The Miraah solar thermal project in Oman.

The Miraah solar thermal project built by GlassPoint. Courtesy of GlassPoint.

Saudi Arabia is enticing climate tech startups and companies alike.

Driving the news: The Future Investment Initiative, dubbed Davos in the Desert, kicked off in Riyadh this week. Deal announcements have followed.

  • GlassPoint, a New York-based startup that makes solar tech to produce steam for industrial companies, disclosed a partnership with Saudi Arabia's development group, the Ministry of Investment, to build an $80 million factory in the kingdom's Eastern Province.
  • That arrangement is on top of an existing partnership it has with the Saudi Arabian Mining Company (Ma'aden) to build the world's largest solar process steam plant.

State of play: Other announcements so far from Riyadh include:

  • Korean auto giant Hyundai announced it's partnered with Saudi's Public Investment Fund to build a $500 million factory to make both EVs and gas-powered vehicles in Saudi Arabia.
  • Danish freight forwarder DSV said on Monday it's setting up a $10 billion joint venture with Neom, Saudi Arabia's futuristic megacity project.
  • Last month, electric vehicle maker Lucid Motors said it opened a factory in Saudi Arabian city Jeddah, and the kingdom plans to buy up to 100,000 Lucid vehicles over 10 years. Saudi PIF is Lucid's largest shareholder.

Of note: Five years ago, tech companies and Silicon Valley investors were among those that abruptly turned away from Saudi Arabia following the murder of journalist Jamal Khashoggi.

  • Clearly, that stance has loosened.
  • "All the resources that we can leverage into solving [the climate] problem, we should leverage," said Val Miftakhov, the CEO of hydrogen aviation startup ZeroAvia, which counts Saudi Arabia's Neom as one of its largest investors.
  • GlassPoint's CEO Rod MacGregor says, "When it comes to reducing emissions, you have to go to where the emissions are."

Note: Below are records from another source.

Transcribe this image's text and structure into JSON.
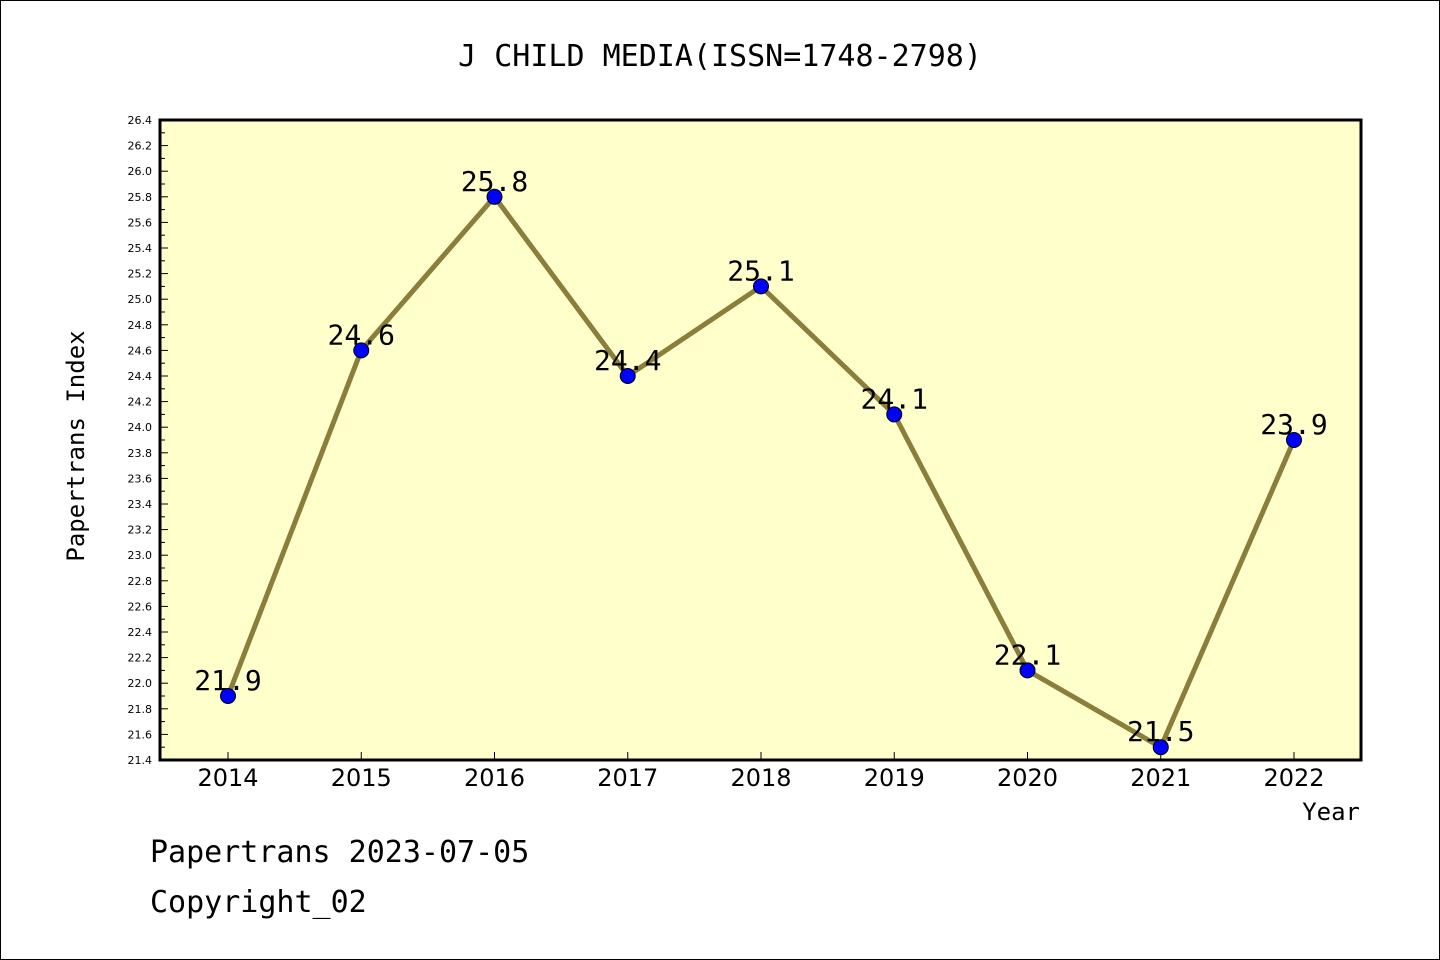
{
  "chart_data": {
    "type": "line",
    "title": "J CHILD MEDIA(ISSN=1748-2798)",
    "xlabel": "Year",
    "ylabel": "Papertrans Index",
    "categories": [
      "2014",
      "2015",
      "2016",
      "2017",
      "2018",
      "2019",
      "2020",
      "2021",
      "2022"
    ],
    "series": [
      {
        "values": [
          21.9,
          24.6,
          25.8,
          24.4,
          25.1,
          24.1,
          22.1,
          21.5,
          23.9
        ],
        "point_labels": [
          "21.9",
          "24.6",
          "25.8",
          "24.4",
          "25.1",
          "24.1",
          "22.1",
          "21.5",
          "23.9"
        ]
      }
    ],
    "ylim": [
      21.4,
      26.4
    ],
    "yticks": [
      "21.4",
      "21.6",
      "21.8",
      "22.0",
      "22.2",
      "22.4",
      "22.6",
      "22.8",
      "23.0",
      "23.2",
      "23.4",
      "23.6",
      "23.8",
      "24.0",
      "24.2",
      "24.4",
      "24.6",
      "24.8",
      "25.0",
      "25.2",
      "25.4",
      "25.6",
      "25.8",
      "26.0",
      "26.2",
      "26.4"
    ],
    "grid": false,
    "legend": "none",
    "colors": {
      "plot_background": "#ffffcc",
      "line": "#8b7d3a",
      "marker": "#0000ff"
    }
  },
  "footer": {
    "stamp": "Papertrans 2023-07-05",
    "copyright": "Copyright_02"
  }
}
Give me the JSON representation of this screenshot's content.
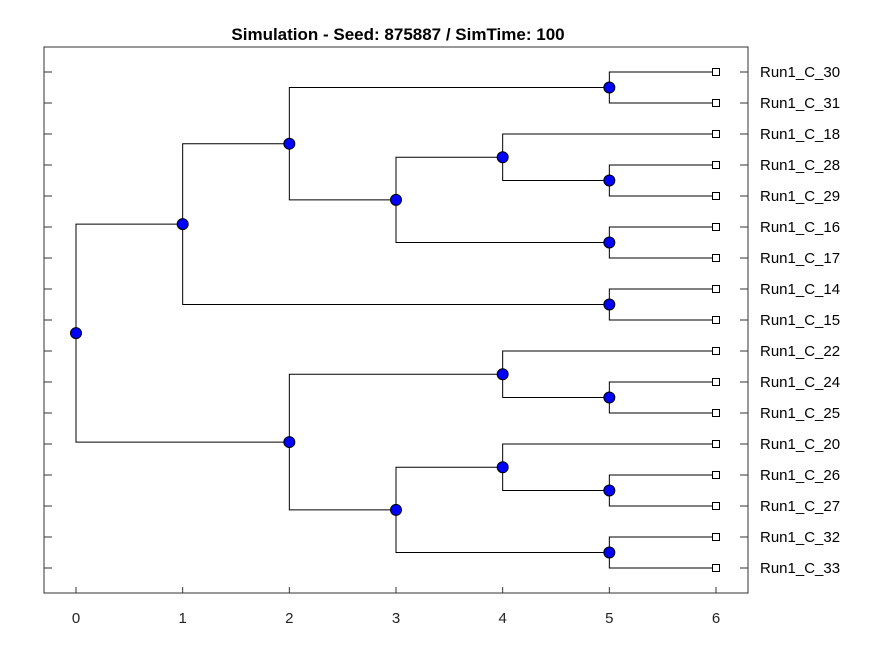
{
  "chart_data": {
    "type": "dendrogram",
    "title": "Simulation - Seed: 875887 / SimTime: 100",
    "xlabel": "",
    "ylabel": "",
    "xlim": [
      -0.3,
      6.3
    ],
    "xticks": [
      0,
      1,
      2,
      3,
      4,
      5,
      6
    ],
    "colors": {
      "node_fill": "#0000ff",
      "node_stroke": "#000000",
      "line": "#000000",
      "leaf_fill": "#ffffff"
    },
    "leaves": [
      "Run1_C_30",
      "Run1_C_31",
      "Run1_C_18",
      "Run1_C_28",
      "Run1_C_29",
      "Run1_C_16",
      "Run1_C_17",
      "Run1_C_14",
      "Run1_C_15",
      "Run1_C_22",
      "Run1_C_24",
      "Run1_C_25",
      "Run1_C_20",
      "Run1_C_26",
      "Run1_C_27",
      "Run1_C_32",
      "Run1_C_33"
    ],
    "leaf_time": 6,
    "tree": {
      "t": 0,
      "children": [
        {
          "t": 1,
          "children": [
            {
              "t": 2,
              "children": [
                {
                  "t": 5,
                  "children": [
                    "Run1_C_30",
                    "Run1_C_31"
                  ]
                },
                {
                  "t": 3,
                  "children": [
                    {
                      "t": 4,
                      "children": [
                        "Run1_C_18",
                        {
                          "t": 5,
                          "children": [
                            "Run1_C_28",
                            "Run1_C_29"
                          ]
                        }
                      ]
                    },
                    {
                      "t": 5,
                      "children": [
                        "Run1_C_16",
                        "Run1_C_17"
                      ]
                    }
                  ]
                }
              ]
            },
            {
              "t": 5,
              "children": [
                "Run1_C_14",
                "Run1_C_15"
              ]
            }
          ]
        },
        {
          "t": 2,
          "children": [
            {
              "t": 4,
              "children": [
                "Run1_C_22",
                {
                  "t": 5,
                  "children": [
                    "Run1_C_24",
                    "Run1_C_25"
                  ]
                }
              ]
            },
            {
              "t": 3,
              "children": [
                {
                  "t": 4,
                  "children": [
                    "Run1_C_20",
                    {
                      "t": 5,
                      "children": [
                        "Run1_C_26",
                        "Run1_C_27"
                      ]
                    }
                  ]
                },
                {
                  "t": 5,
                  "children": [
                    "Run1_C_32",
                    "Run1_C_33"
                  ]
                }
              ]
            }
          ]
        }
      ]
    }
  }
}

Yes, but: Others remain cold to the idea.

  • "It is immoral to raise money from Saudi Arabia," Founders Fund Partner Keith Rabois posted earlier this month on X.

Big picture: Despite the flow of deals this week, the Gaza conflict could stall Saudi Arabia's foreign investment ambitions.

Editor's note: This story was updated to correct GlassPoint's home state as New York.